Sesame Workshop CEO Jeff Dunn
Photo: Jill Anderson
Jeff Dunn, CEO of Sesame Workshop, has long recognized the power of education to help children grow smarter, stronger, and kinder. Since 2014, Dunn has led the organization through changes in media technology and developments in education research — working to ensure quality educational programing for young children all over the world. HGSE has often played a part in helping Sesame achieve that goal. When Dunn visited Harvard to mark the 50th anniversary of Sesame Street, we sat down with him to talk about the future of the HGSE and Sesame Workshop partnership and the transformative power of education.
Q: How do you envision the collaboration between HGSE and Sesame playing out in the future?
A: The relationship between HGSE and Sesame is pretty symbiotic. The benefit that we get is the faculty research and the educational efficacy of our work — and what HGSE gets is real-life practice. We do [the work together to] build the field. I’m hoping every time we do something like this, more people are inspired to want to help kids, and to make this their life’s work. Our missions are very aligned. Our mission is to help kids grow smarter, stronger, and kinder. The role of the Ed School is to birth another generation of educators that can help in that.
The great thing about being driven by mission is that it’s not technology driven. Fifty years from now, as long as we stay true to the mission of helping kids grow smarter, stronger, and kinder, and as long as the Ed School knows the concepts behind the best way to do that, I think we’ll continue. The mission of the institutions will be aligned, will be the same, will be symbiotic — research and practice working together.
Q: When did your commitment to education begin?
A: I grew up outside of Hartford, Connecticut, in a town called West Hartford. Hartford has the dubious distinction of being one of, if not the, poorest state capital in the country. When I was in high school, I became a teacher’s aide at a middle school in the inner city of Hartford. I quickly realized that but for a distance of 3 to 5 miles, who my parents were, the color of my skin … goes my education. That realization never left me. I understand that my life was made by my education. And we are dedicated to equal access to education — that’s what Sesame is all about. It’s “how do you give kids, disadvantaged kids, access to numbers and literacy at the age that matters most?”

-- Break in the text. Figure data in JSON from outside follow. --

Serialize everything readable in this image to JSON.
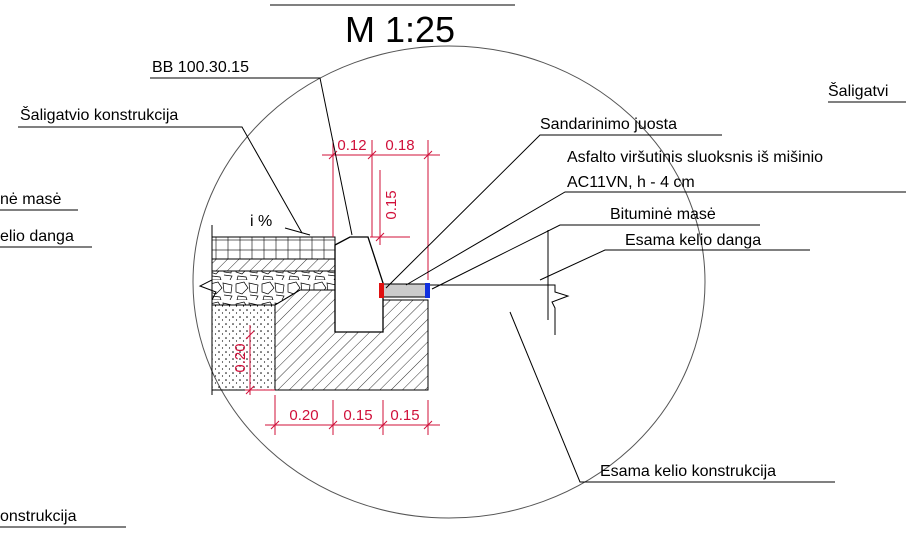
{
  "title": "M 1:25",
  "labels": {
    "curb": "BB 100.30.15",
    "sidewalk": "Šaligatvio konstrukcija",
    "seal": "Sandarinimo juosta",
    "asphalt_line1": "Asfalto viršutinis sluoksnis iš mišinio",
    "asphalt_line2": "AC11VN, h - 4 cm",
    "bitumen": "Bituminė masė",
    "road_surface": "Esama kelio danga",
    "road_structure": "Esama kelio konstrukcija",
    "slope": "i %"
  },
  "dimensions": {
    "top": [
      "0.12",
      "0.18"
    ],
    "curb_height": "0.15",
    "base_height": "0.20",
    "bottom": [
      "0.20",
      "0.15",
      "0.15"
    ]
  },
  "cut_off_labels": {
    "left": [
      "nė masė",
      "elio danga",
      "onstrukcija"
    ],
    "right": [
      "Šaligatvi"
    ]
  }
}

Q: What has been a highlight of your work at Sesame?
A: I came to Sesame five years ago when the company was having financial difficulties. The media industry had changed, and we were losing a bunch of money. I came because I thought I could help, and we’ve been able to restore the health of the organization.
The other most satisfying thing has been winning the MacArthur 100 & Change Competition to solve a significant world problem. We won with this idea to educate refugee kids in the most difficult circumstances and in conflicted countries. And it was an enormous, emotionally satisfying result. We put so much effort into it over a long period of time …. There are 60 million refugees in the world right now — more than any point in time since World War II. Half of them are kids. Without access to education, what hope do they have? Humanitarian aid has prioritized food and shelter, [but] education is every bit as important to life as food and shelter are. Our pitch was the first time people had taken that [into account]. We’re going to try to change the life of these kids. We totally changed the way people think about what kinds of things aid programs should encompass, and that education should be a part of those efforts.
Q: What’s something you think educators should know about children’s media, and what do you think people in media should know about education?
A: I think that what educators should know about media is in some ways the same thing they should know about teaching: If you can’t grab their attention, if you can’t reach them, you can’t teach them. Everything we do has to be done through a lens of engagement and entertainment. How do you take that principle and make sure kids are engaged by it in some way? Education, at its core, in order to be successful, has to be about engagement at all levels. I think what we should know about education is that the science behind education is expanding all the time. When Joan Ganz Cooney and Lloyd Morrisett started this show, there was no brain science to tell them that the most important years of a child’s life were 1 through 5. Today, 50 years later, we know that more than 90% of the brain develops in those first five years; we know about the synapses that max out at age three. The ongoing science behind what we do that is the thing we have to keep most current with.